Note: the "bo=0xffff98e541431c00" address in the amdgpu_bo_move line confused me at first. "bo" stands for "Buffer Object", and is the address of an internal structure that the driver uses.

So when the code execute *managed_ptr = 2 from the host, the CPU tried to write to a page that was currently "resident" in the GPU's VRAM. On my non-ReBAR system, the CPU can't write directly to VRAM in this managed context, so the kernel intercepted the fault, moved that specific 4KB page from the GPU to the host, and then let the CPU finish the write.

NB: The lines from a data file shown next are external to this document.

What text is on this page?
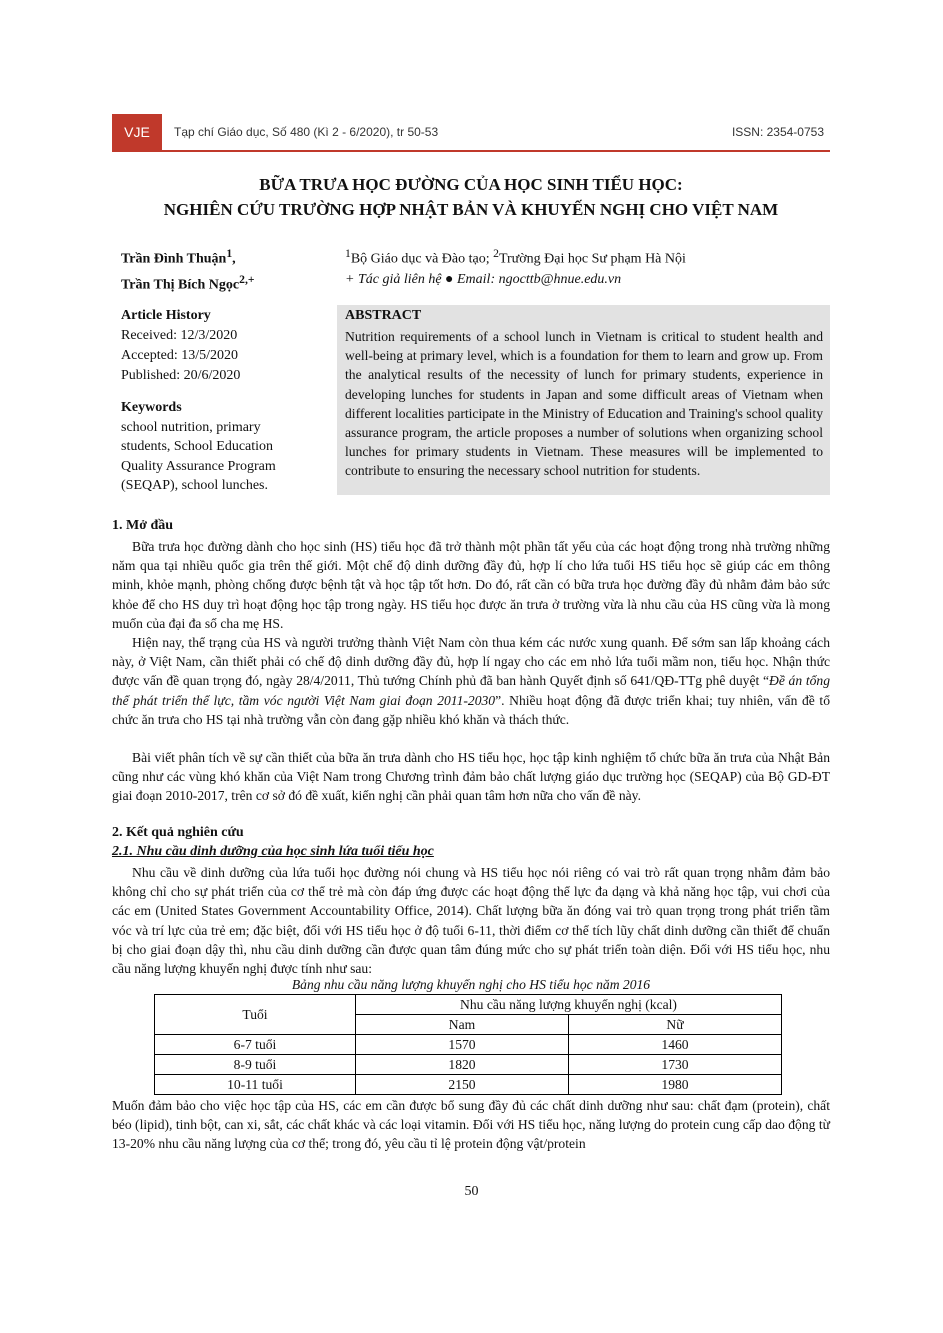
VJE	Tạp chí Giáo dục, Số 480 (Kì 2 - 6/2020), tr 50-53	ISSN: 2354-0753
BỮA TRƯA HỌC ĐƯỜNG CỦA HỌC SINH TIỂU HỌC:
NGHIÊN CỨU TRƯỜNG HỢP NHẬT BẢN VÀ KHUYẾN NGHỊ CHO VIỆT NAM
Trần Đình Thuận$^1$,
Trần Thị Bích Ngọc$^{2,+}$
$^1$Bộ Giáo dục và Đào tạo; $^2$Trường Đại học Sư phạm Hà Nội
+ Tác giả liên hệ ● Email: ngocttb@hnue.edu.vn
Article History
Received: 12/3/2020
Accepted: 13/5/2020
Published: 20/6/2020
Keywords
school nutrition, primary students, School Education Quality Assurance Program (SEQAP), school lunches.
ABSTRACT
Nutrition requirements of a school lunch in Vietnam is critical to student health and well-being at primary level, which is a foundation for them to learn and grow up. From the analytical results of the necessity of lunch for primary students, experience in developing lunches for students in Japan and some difficult areas of Vietnam when different localities participate in the Ministry of Education and Training's school quality assurance program, the article proposes a number of solutions when organizing school lunches for primary students in Vietnam. These measures will be implemented to contribute to ensuring the necessary school nutrition for students.
1. Mở đầu
Bữa trưa học đường dành cho học sinh (HS) tiểu học đã trở thành một phần tất yếu của các hoạt động trong nhà trường những năm qua tại nhiều quốc gia trên thế giới. Một chế độ dinh dưỡng đầy đủ, hợp lí cho lứa tuổi HS tiểu học sẽ giúp các em thông minh, khỏe mạnh, phòng chống được bệnh tật và học tập tốt hơn. Do đó, rất cần có bữa trưa học đường đầy đủ nhằm đảm bảo sức khỏe để cho HS duy trì hoạt động học tập trong ngày. HS tiểu học được ăn trưa ở trường vừa là nhu cầu của HS cũng vừa là mong muốn của đại đa số cha mẹ HS.
Hiện nay, thể trạng của HS và người trưởng thành Việt Nam còn thua kém các nước xung quanh. Để sớm san lấp khoảng cách này, ở Việt Nam, cần thiết phải có chế độ dinh dưỡng đầy đủ, hợp lí ngay cho các em nhỏ lứa tuổi mầm non, tiểu học. Nhận thức được vấn đề quan trọng đó, ngày 28/4/2011, Thủ tướng Chính phủ đã ban hành Quyết định số 641/QĐ-TTg phê duyệt “Đề án tổng thể phát triển thể lực, tầm vóc người Việt Nam giai đoạn 2011-2030”. Nhiều hoạt động đã được triển khai; tuy nhiên, vấn đề tổ chức ăn trưa cho HS tại nhà trường vẫn còn đang gặp nhiều khó khăn và thách thức.
Bài viết phân tích về sự cần thiết của bữa ăn trưa dành cho HS tiểu học, học tập kinh nghiệm tổ chức bữa ăn trưa của Nhật Bản cũng như các vùng khó khăn của Việt Nam trong Chương trình đảm bảo chất lượng giáo dục trường học (SEQAP) của Bộ GD-ĐT giai đoạn 2010-2017, trên cơ sở đó đề xuất, kiến nghị cần phải quan tâm hơn nữa cho vấn đề này.
2. Kết quả nghiên cứu
2.1. Nhu cầu dinh dưỡng của học sinh lứa tuổi tiểu học
Nhu cầu về dinh dưỡng của lứa tuổi học đường nói chung và HS tiểu học nói riêng có vai trò rất quan trọng nhằm đảm bảo không chỉ cho sự phát triển của cơ thể trẻ mà còn đáp ứng được các hoạt động thể lực đa dạng và khả năng học tập, vui chơi của các em (United States Government Accountability Office, 2014). Chất lượng bữa ăn đóng vai trò quan trọng trong phát triển tầm vóc và trí lực của trẻ em; đặc biệt, đối với HS tiểu học ở độ tuổi 6-11, thời điểm cơ thể tích lũy chất dinh dưỡng cần thiết để chuẩn bị cho giai đoạn dậy thì, nhu cầu dinh dưỡng cần được quan tâm đúng mức cho sự phát triển toàn diện. Đối với HS tiểu học, nhu cầu năng lượng khuyến nghị được tính như sau:
Bảng nhu cầu năng lượng khuyến nghị cho HS tiểu học năm 2016
Tuổi	Nhu cầu năng lượng khuyến nghị (kcal)	
	Nam	Nữ
6-7 tuổi	1570	1460
8-9 tuổi	1820	1730
10-11 tuổi	2150	1980
Muốn đảm bảo cho việc học tập của HS, các em cần được bổ sung đầy đủ các chất dinh dưỡng như sau: chất đạm (protein), chất béo (lipid), tinh bột, can xi, sắt, các chất khác và các loại vitamin. Đối với HS tiểu học, năng lượng do protein cung cấp dao động từ 13-20% nhu cầu năng lượng của cơ thể; trong đó, yêu cầu tỉ lệ protein động vật/protein
50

If I instead run to that same line, before the CPU writes to the pointer, and issue from GDB:

(gdb) print *managed_ptr

... while collecting trace-cmd logs, then I see the same move in the trace-cmd logs. I.e., just the read from GDB triggers migration from the GPU to the host.

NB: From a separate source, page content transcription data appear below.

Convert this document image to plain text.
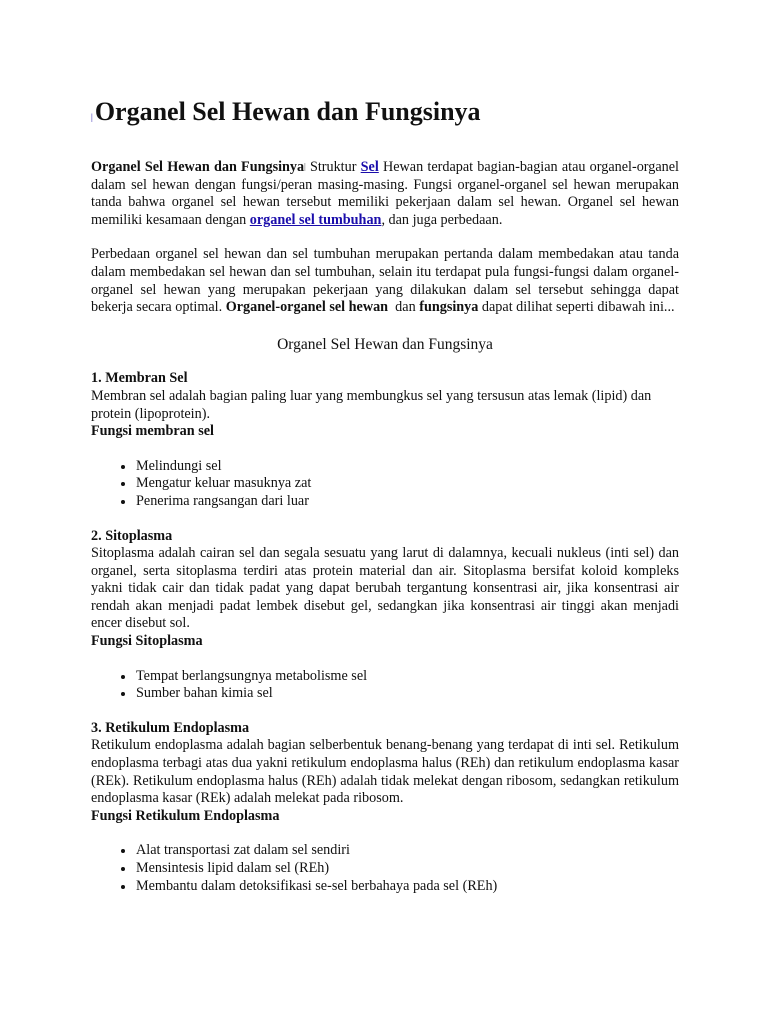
|Organel Sel Hewan dan Fungsinya

Organel Sel Hewan dan Fungsinya| Struktur Sel Hewan terdapat bagian-bagian atau organel-organel dalam sel hewan dengan fungsi/peran masing-masing. Fungsi organel-organel sel hewan merupakan tanda bahwa organel sel hewan tersebut memiliki pekerjaan dalam sel hewan. Organel sel hewan memiliki kesamaan dengan organel sel tumbuhan, dan juga perbedaan.

Perbedaan organel sel hewan dan sel tumbuhan merupakan pertanda dalam membedakan atau tanda dalam membedakan sel hewan dan sel tumbuhan, selain itu terdapat pula fungsi-fungsi dalam organel-organel sel hewan yang merupakan pekerjaan yang dilakukan dalam sel tersebut sehingga dapat bekerja secara optimal. Organel-organel sel hewan  dan fungsinya dapat dilihat seperti dibawah ini...

Organel Sel Hewan dan Fungsinya

1. Membran Sel

Membran sel adalah bagian paling luar yang membungkus sel yang tersusun atas lemak (lipid) dan protein (lipoprotein).

Fungsi membran sel

• Melindungi sel
• Mengatur keluar masuknya zat
• Penerima rangsangan dari luar

2. Sitoplasma

Sitoplasma adalah cairan sel dan segala sesuatu yang larut di dalamnya, kecuali nukleus (inti sel) dan organel, serta sitoplasma terdiri atas protein material dan air. Sitoplasma bersifat koloid kompleks yakni tidak cair dan tidak padat yang dapat berubah tergantung konsentrasi air, jika konsentrasi air rendah akan menjadi padat lembek disebut gel, sedangkan jika konsentrasi air tinggi akan menjadi encer disebut sol.

Fungsi Sitoplasma

• Tempat berlangsungnya metabolisme sel
• Sumber bahan kimia sel

3. Retikulum Endoplasma

Retikulum endoplasma adalah bagian selberbentuk benang-benang yang terdapat di inti sel. Retikulum endoplasma terbagi atas dua yakni retikulum endoplasma halus (REh) dan retikulum endoplasma kasar (REk). Retikulum endoplasma halus (REh) adalah tidak melekat dengan ribosom, sedangkan retikulum endoplasma kasar (REk) adalah melekat pada ribosom.

Fungsi Retikulum Endoplasma

• Alat transportasi zat dalam sel sendiri
• Mensintesis lipid dalam sel (REh)
• Membantu dalam detoksifikasi se-sel berbahaya pada sel (REh)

I believe this happens because we read GPU memory using /proc/pid/mem. I assume that goes via the CPU page table, and it triggers the same page faults and migration as a CPU access in the inferior does.

GDB reads the watched expression's current value after the watchpoint trigger, which is what made me think that the debugger would cause migration, even without explicit "print *managed_ptr" or some such. I think I've now confirmed it.

If I test the other way around, i.e. run the testcase program with "host" argument, so that memory is resident on the host, and then step over the:

*ptr = 1;

... line in the kernel while collecting logs, then I see NO migration.

I guess this means that because the GPU is always able to access CPU pages across the PCIe bus (unlike CPU accessing the GPU which needs to go via a BAR window), that's what happens. The kernel is not
involved, so I see nothing in the trace-cmd logs. But I don't think this is guaranteed, I think the driver could well set things up to trigger a page fault and force migration in some circunstances, it may
depend on hardware, driver version, etc.

In such case, for no-REBAR systems, wouldn't this mean that running a program under the debugger
rather than free could cause it to malfunction?

I don't think so. The migration is transparent, handled at a very low level, and userspace does not see any difference, other than performance due to pages migrating when they woulndn't without the
debugger. I think it's similar in a way to if the kernel decides to swap out some memory to file, and then you peek at it with the debugger, causing it to be swapped back in. You just don't see any of
that.

[lancesix]

Thanks for the investigation. I'll get back to that review probably tomorrow.